『寅次郎な日々』バックナンバー
第31作「旅と女と寅次郎 ダイジェスト
2008年4月20日 寅次郎な日々 その356
ご注意) 下の文章をはじめ、私のサイトには物語のネタバレが多く含まれます。
まだ映画作品を一度もご覧になっていない方は必ず作品を見終わってからお読みください。
第31作「旅と女と寅次郎」ダイジェスト版
歌の中にこそ輝くはるみさん
この作品のマドンナは歌手であり、スターである都はるみさんだ。
彼女の芝居は役者の『間』では無い。このシリーズの中で歌手だった人が芝居もする時がある。
たとえば第33作「夜霧にむせぶ寅次郎」のマドンナ風子を演じた中原理恵さんなどはどちらかというと一時期歌手だった。
しかし風子さんの『間』は役者の間にかなり近いものがあり、違和感なくほかの役者さんと一緒に溶け込んでいた。
しかし都はるみさんは役者になりきれていなかった。
だからあの作品を見るとちょっと見づらいいリズムになってしまっているのだが、
それとは別に、歌手ゆえにはるみさんが歌を歌うシーンも結構ある。
これはさすがだ。聴く人を魅了して離さない才能をいやがうえでも見せつけられる。
その歌の中でも『惚れちゃったんだよ』を歌うはるみさんの声が凄く冴えている。
当時日本一の歌い手のひとりだったことがよくわかる。
それこそ水を得た魚のような歌声と表情の輝きだった。
物語的にも前半の『運動会騒動』はなかなかよくできた喜怒哀楽の物語だったし、はるみさんと別れた後の、
東芝ウォーキー騒動もこれまた、無理なく物語の中に入り込んでしっかり笑わせてもらった。
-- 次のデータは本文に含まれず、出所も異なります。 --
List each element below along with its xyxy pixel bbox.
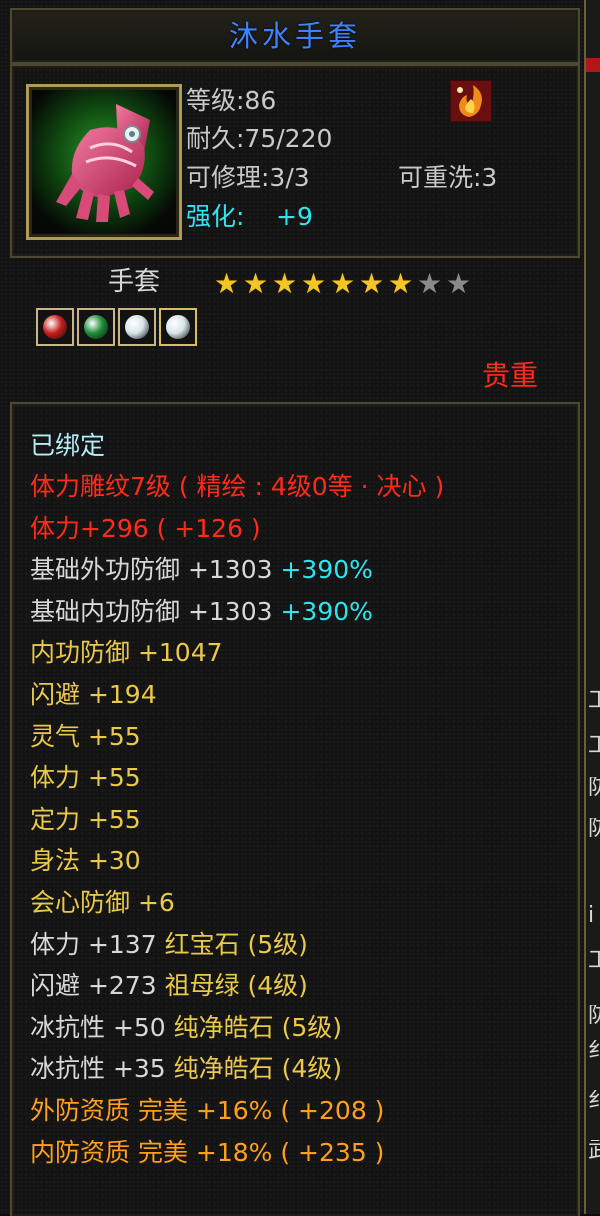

都はるみさんの出演は、はるみさんのファンでもあった渥美さんの強い希望だったとも聞いているが、
そのせいか、はるみさんと共演している時の渥美さんはなんだかうれしそうだった。
■第31作「旅と女と寅次郎」全ロケ地解明
全国寅さんロケ地:作品別に整理
それでは本編ダイジェスト版をどうぞご覧下さい。
@とらや『運動会騒動』と旅立つ寅
寅の夢から
時代劇であるが
劇中舞台劇である。
「天保佐渡一国騒動」
@天保4年(1833)凶作、同7年(1836)大凶作、
同8年(1837)凶作で飢饉(ききん)が各地に蔓延、
一揆や騒動が全国で年に100件以上に達した。
天保8年、大坂大塩平八郎の乱、越後柏崎の生田万(よろず)の乱など内乱に相当する一揆が発生。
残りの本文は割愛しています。